Sundance Movie Review: FALLEN CITY

Qi Zhao follows three families reeling from the effects of the 2008 Sichuan earthquake in this deft documentary.

The May 12th, 2008 earthquake in the Chinese province of Sichuan took 68,000 lives, including 20,000 in the community of Beichuan, a town that was completely blighted. The next year the Chinese government initiated construction on a completely new Beichuan, tidy and manicured, efficient. But the survivors of old Beichuan cannot move on so easily.

First time director Qi Zhao also acted as producer on Fallen City, a straightforward, nimble documentary that follows three families left fractured by the earthquake. Mr. and Mrs. Ping are inconsolable after the death of their eleven-year-old daughter, unwilling to try for another baby as their friends and family urge them to do. 14-year-old Hong has lost his father, his relationship with his mother is strained and his grades are failing. Middle-aged Li has lost three sisters, her daughter and granddaughter, and is filling her time tending to her paralyzed mother and working as a community organizer.

Fallen City would have worked even if focused solely on these three families, the film intimate and artless as we watch them grieve, process, try to heal. Zhao gives each family space and time, but against their heartache we also watch the relentlessly cheerful efforts of the Chinese government to build a new Beichuan, "a safe, beautiful and culturally rich city," sells the newscaster. "We have made progress because we have a great party and a powerful country."

Zhao's direction is quiet, not in the least manipulative. He only presents and allows us to conclude, never using the film to persuade. We see the lottery assigning new Beichuan flats to residents. We see Mr. and Mrs. Ping travel to a population and family planning center as they consider bringing a new child into their lives. We see Hong struggle in school as his family rails against him for squandering his future. We see Li run afoul of her position as a community organizer and the Pings struggle with the funds to afford a new flat. Each of these stories, small as they seem, reveal something vital about life in China, but these revelations are never delivered with a side helping of anvil.

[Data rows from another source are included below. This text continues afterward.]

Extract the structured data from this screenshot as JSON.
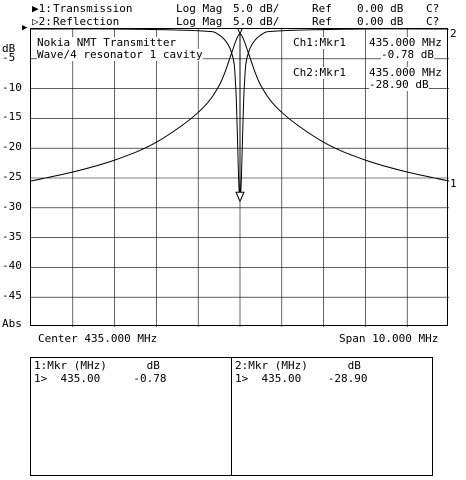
{
  "header": {
    "ch1_marker": "▶1:",
    "ch1_label": "Transmission",
    "ch2_marker": "▷2:",
    "ch2_label": "Reflection",
    "format": "Log Mag",
    "scale": "5.0 dB/",
    "ref_label": "Ref",
    "ref_value": "0.00 dB",
    "cal_status": "C?"
  },
  "title": {
    "line1": "Nokia NMT Transmitter",
    "line2": "Wave/4 resonator 1 cavity"
  },
  "plot": {
    "y_unit_top": "dB",
    "y_unit_bottom": "Abs",
    "y_ticks": [
      "-5",
      "-10",
      "-15",
      "-20",
      "-25",
      "-30",
      "-35",
      "-40",
      "-45"
    ],
    "ref_marker": "▶",
    "trace1_end": "1",
    "trace2_end": "2",
    "marker_readouts": [
      {
        "label": "Ch1:Mkr1",
        "freq": "435.000 MHz",
        "value": "-0.78 dB"
      },
      {
        "label": "Ch2:Mkr1",
        "freq": "435.000 MHz",
        "value": "-28.90 dB"
      }
    ]
  },
  "footer": {
    "center": "Center 435.000 MHz",
    "span": "Span 10.000 MHz"
  },
  "tables": [
    {
      "header": "1:Mkr (MHz)      dB",
      "row": "1>  435.00     -0.78"
    },
    {
      "header": "2:Mkr (MHz)      dB",
      "row": "1>  435.00    -28.90"
    }
  ],
  "chart_data": {
    "type": "line",
    "xlabel": "",
    "ylabel": "dB",
    "x_range_mhz": [
      430,
      440
    ],
    "ylim": [
      -50,
      0
    ],
    "grid": true,
    "series": [
      {
        "name": "Transmission",
        "x": [
          430,
          431,
          432,
          433,
          434,
          434.5,
          434.8,
          434.9,
          435,
          435.1,
          435.2,
          435.5,
          436,
          437,
          438,
          439,
          440
        ],
        "y": [
          -25.5,
          -24,
          -22,
          -19,
          -14,
          -9.5,
          -4,
          -2,
          -0.78,
          -2,
          -4,
          -9.5,
          -14,
          -19,
          -22,
          -24,
          -25.5
        ]
      },
      {
        "name": "Reflection",
        "x": [
          430,
          432,
          434,
          434.5,
          434.8,
          434.9,
          435,
          435.1,
          435.2,
          435.5,
          436,
          438,
          440
        ],
        "y": [
          0,
          0,
          -0.3,
          -1,
          -4,
          -10,
          -28.9,
          -10,
          -4,
          -1,
          -0.3,
          0,
          0
        ]
      }
    ],
    "markers": [
      {
        "channel": 1,
        "x": 435.0,
        "y": -0.78
      },
      {
        "channel": 2,
        "x": 435.0,
        "y": -28.9
      }
    ]
  }
}
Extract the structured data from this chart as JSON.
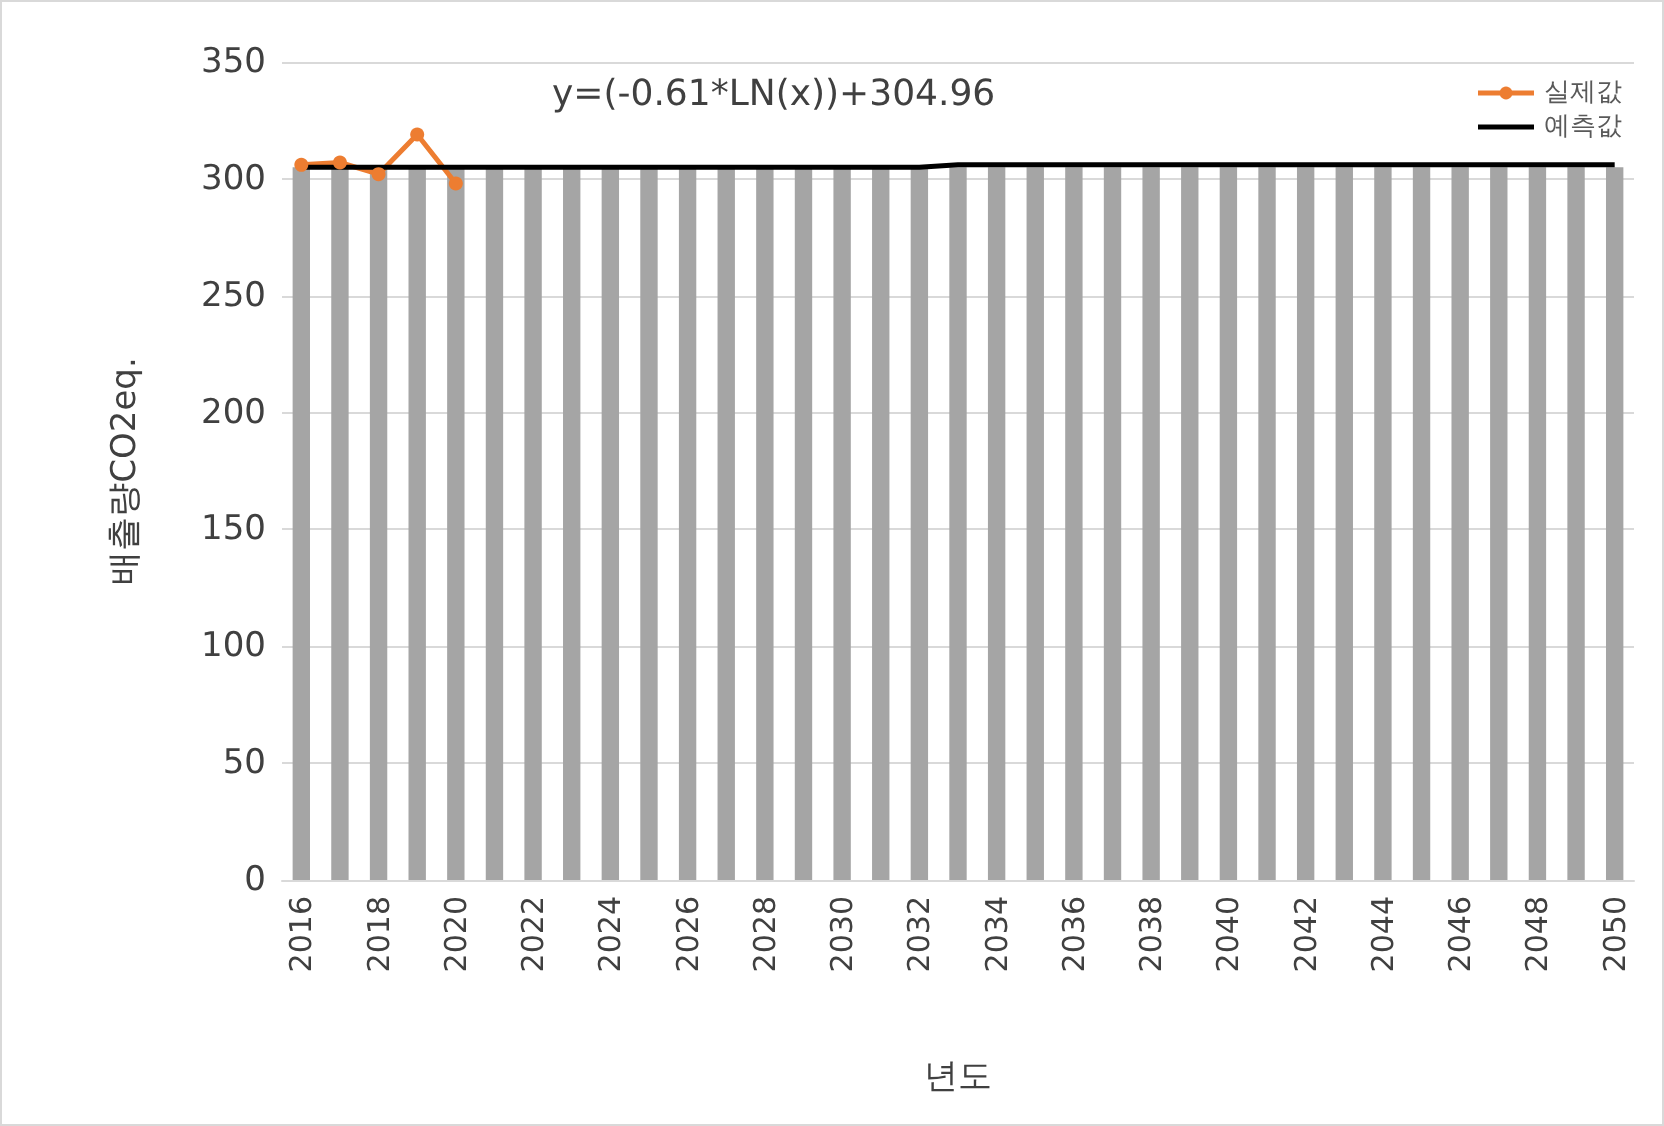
{
  "chart_data": {
    "type": "bar",
    "categories": [
      "2016",
      null,
      "2018",
      null,
      "2020",
      null,
      "2022",
      null,
      "2024",
      null,
      "2026",
      null,
      "2028",
      null,
      "2030",
      null,
      "2032",
      null,
      "2034",
      null,
      "2036",
      null,
      "2038",
      null,
      "2040",
      null,
      "2042",
      null,
      "2044",
      null,
      "2046",
      null,
      "2048",
      null,
      "2050"
    ],
    "series": [
      {
        "color": "#a5a5a5",
        "values": [
          305,
          305,
          305,
          305,
          305,
          305,
          305,
          305,
          305,
          305,
          305,
          305,
          305,
          305,
          305,
          305,
          305,
          305,
          305,
          305,
          305,
          305,
          305,
          305,
          305,
          305,
          305,
          305,
          305,
          305,
          305,
          305,
          305,
          305,
          305
        ]
      },
      {
        "type": "line",
        "name": "실제값",
        "color": "#ed7d31",
        "marker": "circle",
        "values": [
          306,
          307,
          302,
          319,
          298,
          null,
          null,
          null,
          null,
          null,
          null,
          null,
          null,
          null,
          null,
          null,
          null,
          null,
          null,
          null,
          null,
          null,
          null,
          null,
          null,
          null,
          null,
          null,
          null,
          null,
          null,
          null,
          null,
          null,
          null
        ]
      },
      {
        "type": "line",
        "name": "예측값",
        "color": "#000000",
        "marker": "none",
        "values": [
          305,
          305,
          305,
          305,
          305,
          305,
          305,
          305,
          305,
          305,
          305,
          305,
          305,
          305,
          305,
          305,
          305,
          306,
          306,
          306,
          306,
          306,
          306,
          306,
          306,
          306,
          306,
          306,
          306,
          306,
          306,
          306,
          306,
          306,
          306
        ]
      }
    ],
    "ylim": [
      0,
      350
    ],
    "yticks": [
      0,
      50,
      100,
      150,
      200,
      250,
      300,
      350
    ],
    "ylabel": "배출량CO2eq.",
    "xlabel": "년도",
    "annotations": [
      "y=(-0.61*LN(x))+304.96"
    ],
    "grid": "y",
    "legend": "top right"
  }
}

Zhao instead makes himself felt through lovely shots of the world growing through the debris, close-ups of praying mantises and dew-heavy petals and industrious spiders spinning elaborately beautiful webs. Among the ruins of old Beichuan we see glimpses of beauty. New Beichuan is immaculate but empty, too clean and new for spiders and mantises. As Mrs. Ping walks through the vacant flats, she remarks on the space and the pleasing climate of what is meant to be her new home. "But...there's no feeling here," she adds.